「できたっ!」

朝陽とパンの芳ばしい香りが陽だまりで花咲くハピネス。
今日は綺麗に焼き上がった。

本来土曜日で休みなのだけれど、出張でずれ込んだ仕事を片付けるために休日出勤した彼へ、差し入れ。

私服でくる会社は新鮮。
前髪もコンタクトもバッチリ決まって気分爽快。
瑞々しい空気が私の世界をクリアにした。

ちょうどお昼の時間に合わせてドアの隙間からオフィスを覗くと、片肘をついてPCを睨む彼を見つけた。
いつも思うけれど、仕事中の目つきはグサッときます。
なんとなく、カチカチと鳴るマウスの音が止まるのを待った。

「……お疲れ様です」

邪魔じゃないかな、と。
控えめに声をかければ、すぐに返ってくる柔らかい笑顔。
ベビーピンクのルージュが口元で綻んだ。

「焼き立てです」
「おー!ありがと。いい匂い、だ、な……」
「司さん?」

パンの入った紙袋を嬉しそうに受け取ってくれたのだが。
私を注視したまま固まってしまった。

「リップ?いつもと違う?」

首を傾げながら私の頬を包んだ両手が、チークよりも濃い桃色を染め上げる。

「は、い……」
「うん。可愛い」
「……っ!」

くらりと貧血が起きてよろめくと、グイと引き寄せられた体が彼の膝の上に乗った。

「えっ!あ、あの!?っ」
「お前パンみたい。ふにふにしてて気持ちいいなー」
「……失礼ではないですか?」
「最高の褒め言葉だぞ」

ふにふに……。
ダイエットしようかな、なんて悩む私を知ってか知らずか。
司さんに呼ばれ振り向くと、上目使いの彼が可愛いくてキュンとする。
普段間近で見下ろしたりしないし、後ろから抱き締められる密着感に酔いそうです。
顔を赤くする私を、不吉な笑顔が追い込んだ。

「ところで。
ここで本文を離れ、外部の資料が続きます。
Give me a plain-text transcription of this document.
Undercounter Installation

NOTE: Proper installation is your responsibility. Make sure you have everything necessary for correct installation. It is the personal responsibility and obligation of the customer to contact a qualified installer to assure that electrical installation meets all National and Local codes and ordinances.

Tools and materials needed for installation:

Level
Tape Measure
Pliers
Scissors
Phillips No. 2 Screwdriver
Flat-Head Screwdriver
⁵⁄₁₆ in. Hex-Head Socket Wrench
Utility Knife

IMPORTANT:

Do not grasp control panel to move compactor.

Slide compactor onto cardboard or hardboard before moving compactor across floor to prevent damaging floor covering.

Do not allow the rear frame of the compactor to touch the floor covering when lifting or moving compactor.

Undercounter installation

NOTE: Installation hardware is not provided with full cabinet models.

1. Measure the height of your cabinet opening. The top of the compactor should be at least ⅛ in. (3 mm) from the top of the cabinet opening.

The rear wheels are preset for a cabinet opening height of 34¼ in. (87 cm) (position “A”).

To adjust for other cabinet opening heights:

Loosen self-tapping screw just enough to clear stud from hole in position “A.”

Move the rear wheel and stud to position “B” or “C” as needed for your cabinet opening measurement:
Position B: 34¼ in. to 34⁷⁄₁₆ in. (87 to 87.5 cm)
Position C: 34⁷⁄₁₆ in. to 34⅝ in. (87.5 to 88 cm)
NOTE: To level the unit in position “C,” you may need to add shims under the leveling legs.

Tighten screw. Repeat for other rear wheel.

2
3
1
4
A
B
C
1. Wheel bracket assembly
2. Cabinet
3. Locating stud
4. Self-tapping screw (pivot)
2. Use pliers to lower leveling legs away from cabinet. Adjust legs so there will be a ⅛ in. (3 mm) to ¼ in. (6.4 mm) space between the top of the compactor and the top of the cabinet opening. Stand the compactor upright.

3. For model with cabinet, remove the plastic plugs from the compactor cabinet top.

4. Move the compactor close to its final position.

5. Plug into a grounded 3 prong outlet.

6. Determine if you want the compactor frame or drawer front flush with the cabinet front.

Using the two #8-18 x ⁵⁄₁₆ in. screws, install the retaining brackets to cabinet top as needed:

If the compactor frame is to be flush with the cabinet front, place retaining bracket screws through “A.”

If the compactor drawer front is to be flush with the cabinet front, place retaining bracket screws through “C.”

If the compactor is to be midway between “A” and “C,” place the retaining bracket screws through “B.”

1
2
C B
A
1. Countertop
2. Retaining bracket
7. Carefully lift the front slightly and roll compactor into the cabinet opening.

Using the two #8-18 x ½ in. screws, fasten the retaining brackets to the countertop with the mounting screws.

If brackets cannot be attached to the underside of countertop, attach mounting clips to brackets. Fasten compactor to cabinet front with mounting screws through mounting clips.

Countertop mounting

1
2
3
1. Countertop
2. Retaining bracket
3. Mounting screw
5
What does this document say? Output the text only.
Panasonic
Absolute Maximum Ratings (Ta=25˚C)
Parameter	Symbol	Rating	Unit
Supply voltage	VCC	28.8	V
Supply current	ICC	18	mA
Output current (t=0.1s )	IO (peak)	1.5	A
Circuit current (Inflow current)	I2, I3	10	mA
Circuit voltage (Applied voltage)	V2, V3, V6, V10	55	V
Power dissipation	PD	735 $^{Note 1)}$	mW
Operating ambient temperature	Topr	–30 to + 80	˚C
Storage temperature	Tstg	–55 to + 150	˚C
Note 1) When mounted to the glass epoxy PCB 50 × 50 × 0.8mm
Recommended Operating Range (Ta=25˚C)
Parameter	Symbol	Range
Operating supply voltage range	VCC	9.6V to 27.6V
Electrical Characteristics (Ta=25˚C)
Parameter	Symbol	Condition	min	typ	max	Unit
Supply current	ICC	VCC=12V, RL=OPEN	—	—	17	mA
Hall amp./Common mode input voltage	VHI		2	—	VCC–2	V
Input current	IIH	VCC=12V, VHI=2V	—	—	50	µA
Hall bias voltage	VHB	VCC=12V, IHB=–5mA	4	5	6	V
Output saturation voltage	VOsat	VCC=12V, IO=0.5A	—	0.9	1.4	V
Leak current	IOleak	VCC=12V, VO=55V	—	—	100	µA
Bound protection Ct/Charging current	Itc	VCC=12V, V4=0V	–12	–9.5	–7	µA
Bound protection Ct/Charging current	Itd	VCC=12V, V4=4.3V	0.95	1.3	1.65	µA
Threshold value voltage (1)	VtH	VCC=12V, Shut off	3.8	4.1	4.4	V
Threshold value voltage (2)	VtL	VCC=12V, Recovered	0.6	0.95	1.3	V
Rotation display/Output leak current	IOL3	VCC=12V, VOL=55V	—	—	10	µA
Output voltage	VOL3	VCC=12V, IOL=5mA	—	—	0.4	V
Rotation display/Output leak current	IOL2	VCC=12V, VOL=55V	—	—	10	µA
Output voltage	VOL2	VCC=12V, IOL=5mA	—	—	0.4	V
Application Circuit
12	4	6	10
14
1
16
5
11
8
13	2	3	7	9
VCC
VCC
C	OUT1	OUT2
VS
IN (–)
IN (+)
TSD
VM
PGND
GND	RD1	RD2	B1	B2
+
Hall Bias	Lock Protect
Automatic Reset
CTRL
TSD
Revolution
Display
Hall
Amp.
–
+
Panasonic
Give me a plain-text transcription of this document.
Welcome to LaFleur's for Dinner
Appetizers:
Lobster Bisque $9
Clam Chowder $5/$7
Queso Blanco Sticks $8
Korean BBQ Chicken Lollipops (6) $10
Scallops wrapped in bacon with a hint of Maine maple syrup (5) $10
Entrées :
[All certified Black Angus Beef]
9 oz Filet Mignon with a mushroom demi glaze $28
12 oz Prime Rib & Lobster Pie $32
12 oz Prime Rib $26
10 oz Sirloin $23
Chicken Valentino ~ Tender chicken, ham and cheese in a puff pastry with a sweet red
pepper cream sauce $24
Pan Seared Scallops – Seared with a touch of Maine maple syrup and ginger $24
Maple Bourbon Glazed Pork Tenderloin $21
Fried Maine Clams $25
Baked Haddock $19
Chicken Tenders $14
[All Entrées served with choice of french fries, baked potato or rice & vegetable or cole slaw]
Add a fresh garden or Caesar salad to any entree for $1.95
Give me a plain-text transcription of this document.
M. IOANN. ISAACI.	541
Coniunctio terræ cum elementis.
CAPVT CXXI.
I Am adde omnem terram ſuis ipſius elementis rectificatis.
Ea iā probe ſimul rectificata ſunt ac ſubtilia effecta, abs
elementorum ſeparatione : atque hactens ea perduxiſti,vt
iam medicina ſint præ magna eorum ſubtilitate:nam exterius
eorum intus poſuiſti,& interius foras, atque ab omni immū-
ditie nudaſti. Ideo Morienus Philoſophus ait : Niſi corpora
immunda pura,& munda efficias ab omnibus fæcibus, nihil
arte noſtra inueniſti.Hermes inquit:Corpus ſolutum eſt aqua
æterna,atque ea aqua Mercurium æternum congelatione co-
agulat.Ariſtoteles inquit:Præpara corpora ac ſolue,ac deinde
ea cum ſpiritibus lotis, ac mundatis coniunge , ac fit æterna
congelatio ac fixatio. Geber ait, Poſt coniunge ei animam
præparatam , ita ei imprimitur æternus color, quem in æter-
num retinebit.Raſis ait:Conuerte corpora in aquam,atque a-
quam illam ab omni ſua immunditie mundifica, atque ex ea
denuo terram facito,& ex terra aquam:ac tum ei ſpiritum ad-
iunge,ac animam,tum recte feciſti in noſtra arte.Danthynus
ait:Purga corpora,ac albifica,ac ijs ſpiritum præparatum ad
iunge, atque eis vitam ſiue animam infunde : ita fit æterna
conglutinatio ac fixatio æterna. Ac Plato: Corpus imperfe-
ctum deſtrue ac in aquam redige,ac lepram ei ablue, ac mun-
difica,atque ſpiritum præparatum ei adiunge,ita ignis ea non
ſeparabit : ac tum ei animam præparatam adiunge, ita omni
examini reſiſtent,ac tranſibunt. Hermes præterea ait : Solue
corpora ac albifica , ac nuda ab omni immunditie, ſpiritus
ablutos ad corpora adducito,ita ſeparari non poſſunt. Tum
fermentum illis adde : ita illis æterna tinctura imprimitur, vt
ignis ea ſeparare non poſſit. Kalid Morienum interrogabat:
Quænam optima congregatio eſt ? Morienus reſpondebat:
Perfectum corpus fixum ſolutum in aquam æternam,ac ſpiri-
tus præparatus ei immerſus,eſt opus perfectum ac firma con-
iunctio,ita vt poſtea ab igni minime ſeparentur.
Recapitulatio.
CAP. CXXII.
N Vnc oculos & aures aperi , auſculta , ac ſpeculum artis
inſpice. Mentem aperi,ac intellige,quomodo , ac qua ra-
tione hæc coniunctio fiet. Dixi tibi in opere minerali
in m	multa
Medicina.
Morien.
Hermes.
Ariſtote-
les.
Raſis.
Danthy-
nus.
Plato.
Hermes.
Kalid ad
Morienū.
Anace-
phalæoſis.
俺が怒ってないとでも?」

「……え?」
「お預けの意味、わからなかった?」
「……えっと」

わからなかったです、とは言えずに。
冷や汗を流して動けない体を、少しでも遠ざけようと背中を反らす。

「逃げるな」

司さんが急変しました。
笑顔が怖いです。

「一件落着ねぇ?ごめんなさいなんて突然言われて、俺がどれだけ焦ったと思う?」
「……え?」
「あの思わせぶりな去り方、どーゆーこと?俺を弄んで楽しい?」
「弄ぶだなんてっ!約束やぶるからごめんなさいって」
「あれでわかるか!別れましょうごめんなさいかと思ったよ」
「えっ、そんな……!嫌です」
「まったく。一人で突っ走って、なんかあったらどうすんだ!」
「で、でも。佐川専務もわかってくれたし……」
「ほー。結果オーライみたいな?違くね?」
「す、すみませ……」

彼の迫力に血の気が引いてゆく。
守りたかっただけなのに、傷つけてしまったのかな。

「どうしたのか聞いても絶対言わないし。寂しいだろ」
「……ごめんなさい」
「迷惑とか忙しそうとか考える前に……」

抱き込む腕をぎゅっと締めつけて俯いた司さんが、私の襟元に頭を預けた。
窓から差し込む太陽の光は彼の髪をキラキラと照らして、サラリと揺れるたびにダークブラウンが反射する。

「頼ってほしいんだよ」

司さん……。

「俺だって、必死なんだぞ。お前がいないともうダメなの」
「……はい」


嬉しくて、切なくて、涙と一緒に頷いた。